Pasquale Manna, pregiudicato 58enne, figura di spicco del clan Veneruso-Rea, materialmente morto a Ponticelli lo scorso giovedì 2 febbraio, seppure sia stato raggiunto da diversi colpi d’arma da fuoco a pochi metri di distanza, nei pressi di un distributore di carburanti, a Volla, comune al confine con il quartiere Ponticelli, in cui è attiva l’organizzazione all’interno della quale ricopriva un ruolo di primo ordine. Manna è infatti stimato essere il braccio destro del boss reggente del clan Veneruso-Rea, radicato a Volla da decenni e che di recente ha lasciato intravedere vistose connessioni con la malavita ponticellese.
Dall’omicidio di una figura apicale del clan più autorevole attivo tra le strade di Volla, avvenuto in una zona al confine con la periferia orientale di Napoli e sconfinato a Ponticelli solo per effetto dell’ultimo, disperato tentativo compiuto da Manna di fuggire per sottrarsi alla morte, almeno fino ad ora, non sarebbero emersi dettagli, elementi, indizi riconducibili alle dinamiche camorristiche ponticellesi.
Circostanze ben diverse rispetto a quelle che aleggiavano, fin da subito, intorno al cadavere di Alessio Bossis, 22enne residente a Volla, ma camorristicamente attivo a Ponticelli, assassinato lo scorso 24 ottobre. I killer entrarono in azione nel parcheggio di “In piazza”, in via Monteoliveto a Volla, compiendo una vera e propria azione militare, pianificata nei minimi dettagli ed eseguita senza sbavature. Sprezzanti delle videocamere e dei civili presenti, un giovane dalla corporatura bassa e snella, ha avvicinato Bossis mentre era in compagnia di due persone e gli ha sparato una serie di colpi.
Due agguati di chiaro stampo camorristico, entrambi eseguiti a Volla: su quello di Bossis, fin dai primi istanti, era chiaramente scalfita a chiare lettere la firma della malavita ponticellese, nel caso di Manna, invece, come detto, si tratta di un omicidio che ha solo vissuto il suo epilogo a Ponticelli.

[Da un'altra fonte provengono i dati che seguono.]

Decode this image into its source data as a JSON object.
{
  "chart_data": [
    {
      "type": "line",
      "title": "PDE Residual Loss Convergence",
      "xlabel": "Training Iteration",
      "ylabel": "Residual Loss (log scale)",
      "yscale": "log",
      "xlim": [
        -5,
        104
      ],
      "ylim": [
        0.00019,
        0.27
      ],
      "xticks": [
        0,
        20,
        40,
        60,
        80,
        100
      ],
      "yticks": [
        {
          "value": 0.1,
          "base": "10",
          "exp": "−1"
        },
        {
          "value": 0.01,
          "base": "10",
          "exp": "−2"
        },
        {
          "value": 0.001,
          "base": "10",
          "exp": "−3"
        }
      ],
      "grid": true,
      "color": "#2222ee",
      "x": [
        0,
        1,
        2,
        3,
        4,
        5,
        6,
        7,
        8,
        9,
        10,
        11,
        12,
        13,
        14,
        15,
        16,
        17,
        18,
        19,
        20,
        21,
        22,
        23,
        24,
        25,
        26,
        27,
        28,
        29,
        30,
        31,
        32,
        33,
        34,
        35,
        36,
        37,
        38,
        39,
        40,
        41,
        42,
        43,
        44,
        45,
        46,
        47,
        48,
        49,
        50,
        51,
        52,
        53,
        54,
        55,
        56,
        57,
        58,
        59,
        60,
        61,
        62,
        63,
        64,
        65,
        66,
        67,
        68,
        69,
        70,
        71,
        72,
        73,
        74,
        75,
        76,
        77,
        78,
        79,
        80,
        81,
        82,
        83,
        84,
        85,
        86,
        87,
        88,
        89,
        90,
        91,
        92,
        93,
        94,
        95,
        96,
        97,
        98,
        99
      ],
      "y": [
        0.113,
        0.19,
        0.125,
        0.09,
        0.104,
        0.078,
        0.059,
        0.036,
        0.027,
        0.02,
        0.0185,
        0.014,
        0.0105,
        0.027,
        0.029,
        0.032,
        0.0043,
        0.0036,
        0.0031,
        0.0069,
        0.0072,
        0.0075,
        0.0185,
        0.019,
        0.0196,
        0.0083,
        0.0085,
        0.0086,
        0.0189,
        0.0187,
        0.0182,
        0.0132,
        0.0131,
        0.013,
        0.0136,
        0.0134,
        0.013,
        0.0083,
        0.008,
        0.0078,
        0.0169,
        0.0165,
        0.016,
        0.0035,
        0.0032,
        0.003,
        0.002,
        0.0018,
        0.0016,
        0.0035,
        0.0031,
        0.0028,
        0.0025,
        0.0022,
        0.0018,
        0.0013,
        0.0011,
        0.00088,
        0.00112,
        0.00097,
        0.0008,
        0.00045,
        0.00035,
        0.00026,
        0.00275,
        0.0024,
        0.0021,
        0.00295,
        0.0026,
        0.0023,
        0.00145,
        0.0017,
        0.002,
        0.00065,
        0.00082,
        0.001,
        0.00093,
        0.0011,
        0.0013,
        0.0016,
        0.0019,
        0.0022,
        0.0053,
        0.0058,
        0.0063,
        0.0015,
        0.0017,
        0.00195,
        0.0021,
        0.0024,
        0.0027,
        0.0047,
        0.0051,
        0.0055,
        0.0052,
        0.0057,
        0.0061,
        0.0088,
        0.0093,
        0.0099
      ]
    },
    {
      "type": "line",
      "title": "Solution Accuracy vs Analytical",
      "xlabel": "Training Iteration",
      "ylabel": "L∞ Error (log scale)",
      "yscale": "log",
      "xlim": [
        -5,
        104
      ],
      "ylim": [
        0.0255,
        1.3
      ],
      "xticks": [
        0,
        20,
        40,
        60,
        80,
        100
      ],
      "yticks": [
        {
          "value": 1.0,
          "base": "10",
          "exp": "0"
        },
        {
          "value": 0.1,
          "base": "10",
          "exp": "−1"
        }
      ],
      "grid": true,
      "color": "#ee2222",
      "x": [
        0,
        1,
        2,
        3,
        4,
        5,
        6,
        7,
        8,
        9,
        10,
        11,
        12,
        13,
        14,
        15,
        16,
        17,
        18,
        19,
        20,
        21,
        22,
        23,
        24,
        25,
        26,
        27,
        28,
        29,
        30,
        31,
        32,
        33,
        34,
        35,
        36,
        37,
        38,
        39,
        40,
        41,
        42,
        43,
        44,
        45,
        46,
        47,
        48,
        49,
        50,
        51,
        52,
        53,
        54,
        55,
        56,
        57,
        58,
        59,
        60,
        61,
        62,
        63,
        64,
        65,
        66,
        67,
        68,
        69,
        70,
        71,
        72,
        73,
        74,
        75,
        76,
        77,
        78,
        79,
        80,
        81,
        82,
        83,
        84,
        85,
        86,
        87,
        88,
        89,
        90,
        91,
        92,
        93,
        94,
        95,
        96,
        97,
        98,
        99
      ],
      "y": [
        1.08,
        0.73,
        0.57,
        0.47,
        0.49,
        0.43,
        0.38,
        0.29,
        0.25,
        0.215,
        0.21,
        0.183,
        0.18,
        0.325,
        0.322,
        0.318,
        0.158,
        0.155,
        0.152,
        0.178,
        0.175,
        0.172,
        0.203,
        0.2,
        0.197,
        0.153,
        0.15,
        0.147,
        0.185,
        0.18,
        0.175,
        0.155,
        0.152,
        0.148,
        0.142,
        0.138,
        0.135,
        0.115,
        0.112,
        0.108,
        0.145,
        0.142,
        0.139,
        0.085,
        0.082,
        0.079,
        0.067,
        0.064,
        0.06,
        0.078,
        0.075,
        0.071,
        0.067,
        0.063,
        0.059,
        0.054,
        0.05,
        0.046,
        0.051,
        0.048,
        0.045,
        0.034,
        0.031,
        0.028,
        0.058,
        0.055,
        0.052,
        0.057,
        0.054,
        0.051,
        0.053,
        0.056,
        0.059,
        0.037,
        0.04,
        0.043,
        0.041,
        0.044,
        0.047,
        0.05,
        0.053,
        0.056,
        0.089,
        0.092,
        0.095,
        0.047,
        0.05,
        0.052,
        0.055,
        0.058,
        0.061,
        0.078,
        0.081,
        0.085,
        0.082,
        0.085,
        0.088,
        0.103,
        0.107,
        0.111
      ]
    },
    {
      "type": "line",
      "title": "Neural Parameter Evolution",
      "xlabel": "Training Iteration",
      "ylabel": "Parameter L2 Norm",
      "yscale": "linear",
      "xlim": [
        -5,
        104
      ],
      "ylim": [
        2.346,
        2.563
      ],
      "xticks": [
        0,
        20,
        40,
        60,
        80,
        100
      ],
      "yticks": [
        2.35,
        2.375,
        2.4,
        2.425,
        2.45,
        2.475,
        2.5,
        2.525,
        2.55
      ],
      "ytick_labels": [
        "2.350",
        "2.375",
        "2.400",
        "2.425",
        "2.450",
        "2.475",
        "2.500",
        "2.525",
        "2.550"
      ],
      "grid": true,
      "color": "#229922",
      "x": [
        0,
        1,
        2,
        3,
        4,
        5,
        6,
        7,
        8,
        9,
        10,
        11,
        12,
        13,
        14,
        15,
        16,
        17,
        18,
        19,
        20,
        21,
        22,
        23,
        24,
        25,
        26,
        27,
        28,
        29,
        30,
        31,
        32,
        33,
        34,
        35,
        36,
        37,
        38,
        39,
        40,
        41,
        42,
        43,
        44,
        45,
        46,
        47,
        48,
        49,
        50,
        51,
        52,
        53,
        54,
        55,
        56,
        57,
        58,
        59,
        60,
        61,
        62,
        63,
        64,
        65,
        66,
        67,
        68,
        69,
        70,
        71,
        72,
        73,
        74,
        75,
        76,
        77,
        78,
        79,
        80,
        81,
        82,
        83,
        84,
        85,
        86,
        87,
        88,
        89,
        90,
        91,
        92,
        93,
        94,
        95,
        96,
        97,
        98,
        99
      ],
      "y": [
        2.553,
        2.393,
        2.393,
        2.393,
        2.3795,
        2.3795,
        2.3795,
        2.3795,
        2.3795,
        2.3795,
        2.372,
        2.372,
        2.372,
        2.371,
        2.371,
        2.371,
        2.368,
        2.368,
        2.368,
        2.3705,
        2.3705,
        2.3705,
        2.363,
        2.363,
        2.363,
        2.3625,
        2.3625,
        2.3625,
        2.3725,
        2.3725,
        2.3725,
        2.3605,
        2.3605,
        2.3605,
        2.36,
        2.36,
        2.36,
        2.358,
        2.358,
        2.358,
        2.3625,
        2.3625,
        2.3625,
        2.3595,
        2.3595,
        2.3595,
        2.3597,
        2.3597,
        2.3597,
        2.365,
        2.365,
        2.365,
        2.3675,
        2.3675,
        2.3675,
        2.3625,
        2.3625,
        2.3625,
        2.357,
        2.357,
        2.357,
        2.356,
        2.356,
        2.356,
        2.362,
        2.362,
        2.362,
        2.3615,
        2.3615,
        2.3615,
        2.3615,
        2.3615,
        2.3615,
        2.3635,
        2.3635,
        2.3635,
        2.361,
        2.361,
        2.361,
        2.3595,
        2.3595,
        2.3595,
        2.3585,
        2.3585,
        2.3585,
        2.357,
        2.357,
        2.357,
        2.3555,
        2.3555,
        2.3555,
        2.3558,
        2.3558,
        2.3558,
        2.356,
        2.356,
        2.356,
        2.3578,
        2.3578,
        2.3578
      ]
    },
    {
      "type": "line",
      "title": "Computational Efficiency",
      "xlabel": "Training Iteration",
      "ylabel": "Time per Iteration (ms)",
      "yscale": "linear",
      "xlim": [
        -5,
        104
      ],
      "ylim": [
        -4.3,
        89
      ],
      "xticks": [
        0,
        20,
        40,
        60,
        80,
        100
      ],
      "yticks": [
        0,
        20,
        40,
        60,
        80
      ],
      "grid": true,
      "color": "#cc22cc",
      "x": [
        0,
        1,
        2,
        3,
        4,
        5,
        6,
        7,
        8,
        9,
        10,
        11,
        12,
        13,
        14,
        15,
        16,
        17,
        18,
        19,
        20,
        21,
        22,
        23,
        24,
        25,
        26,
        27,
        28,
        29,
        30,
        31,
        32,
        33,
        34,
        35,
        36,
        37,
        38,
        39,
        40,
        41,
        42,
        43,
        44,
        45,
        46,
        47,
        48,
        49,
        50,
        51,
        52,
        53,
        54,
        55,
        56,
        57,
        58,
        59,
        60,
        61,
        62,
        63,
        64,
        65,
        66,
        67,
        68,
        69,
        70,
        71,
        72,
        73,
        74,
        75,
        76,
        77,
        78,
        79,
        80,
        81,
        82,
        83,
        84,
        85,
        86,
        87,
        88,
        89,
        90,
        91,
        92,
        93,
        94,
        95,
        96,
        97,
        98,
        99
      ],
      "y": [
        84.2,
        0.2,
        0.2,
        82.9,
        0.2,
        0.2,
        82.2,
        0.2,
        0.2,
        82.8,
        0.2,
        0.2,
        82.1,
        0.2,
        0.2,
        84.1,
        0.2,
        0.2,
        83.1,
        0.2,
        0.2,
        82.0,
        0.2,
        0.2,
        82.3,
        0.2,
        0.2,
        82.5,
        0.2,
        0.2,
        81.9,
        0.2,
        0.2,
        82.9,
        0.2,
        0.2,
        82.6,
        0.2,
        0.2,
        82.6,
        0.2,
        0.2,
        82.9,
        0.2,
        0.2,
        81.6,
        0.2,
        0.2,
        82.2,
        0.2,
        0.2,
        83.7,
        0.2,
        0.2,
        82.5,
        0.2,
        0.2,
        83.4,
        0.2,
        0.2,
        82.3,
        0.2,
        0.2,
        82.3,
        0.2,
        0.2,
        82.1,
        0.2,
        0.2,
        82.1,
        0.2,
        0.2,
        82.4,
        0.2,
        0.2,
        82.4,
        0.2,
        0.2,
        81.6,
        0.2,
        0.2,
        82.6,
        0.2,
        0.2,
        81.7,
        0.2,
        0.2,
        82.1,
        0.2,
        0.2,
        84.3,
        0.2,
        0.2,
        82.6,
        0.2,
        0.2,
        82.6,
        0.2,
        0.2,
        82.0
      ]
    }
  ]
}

Una probabile analogia va riscontrata nel fatto che sia Bossis che Manna potrebbero essere stati attirati in una trappola, un appuntamento inconsapevole con la morte e una volta giunti sul posto, i killer non hanno dovuto fare altro che premere il grilletto. In tal senso, un contributo determinante e risolutivo potrebbe essere fornito dai telefoni delle vittime che potrebbero rivelare dettagli utili a risalire all’identità del “filatore”.
Nel caso di Bossis, l’irruzione del commando partito da Ponticelli nel vicino comune di Volla per assassinare il 22enne, sconfinando così nel territorio di pertinenza di un altro clan, i Veneruso-Rea, per l’appunto, ha fin da subito delineato uno scenario ben chiaro. Un unico clan operante a Ponticelli poteva ottenere il lasciapassare per “fare il morto” in casa dei Veneruso-Rea: i De Micco-De Martino.
Una certezza che scaturisce da un dato di fatto ben preciso e scoperta in una circostanza ben precisa: Salvatore Alfuso, pezzo da 90 del clan Veneruso-Rea, fu arrestato insieme al boss di Ponticelli Marco De Micco ed altre quattro persone, accusate a vario titolo di aver partecipato alla pianificazione e all’esecuzione dell’omicidio del 23enne Carmine D’Onofrio, figlio naturale di Giuseppe De Luca Bossa. Tantissime le intercettazioni registrate tra le pareti di casa De Micco che hanno svelato l’assidua frequenza con la quale Alfuso era solito recarsi dal boss di Ponticelli.
Un legame insospettabile, quello tra il boss di Ponticelli Marco De Micco e il 46enne ras di Casalnuovo, in virtù del fatto che il cognato di ‘o fuso, Pasquale Matarazzo e sua moglie, Monica Morino – entrambi poi diventati collaboratori di giustizia – si allearono con le “pazzignane” del rione De Gasperi, Michele Minichini e Bruno Mascitelli detto ‘o canotto per uccidere Luigi De Micco, il fratello maggiore di Marco, negli anni in cui era reggente del clan mentre lui era in carcere.
L’agguato, maturato il 10 novembre del 2016, scaturì dall’esigenza condivisa da tutti i clan che ordirono il piano: eliminare il nemico comune per appropriarsi di Ponticelli. Luigi De Micco, in quella circostanza, rimase ferito insieme ad un altro fedelissimo del clan dei Bodo, Antonio Autore.
Episodi che sembrano risalire ormai ad un’altra era, osservando le dinamiche che scandiscono le scenario camorristico contemporaneo e che concorrono a svilire l’ipotetico coinvolgimento dei clan di Ponticelli in relazione all’omicidio di Manna.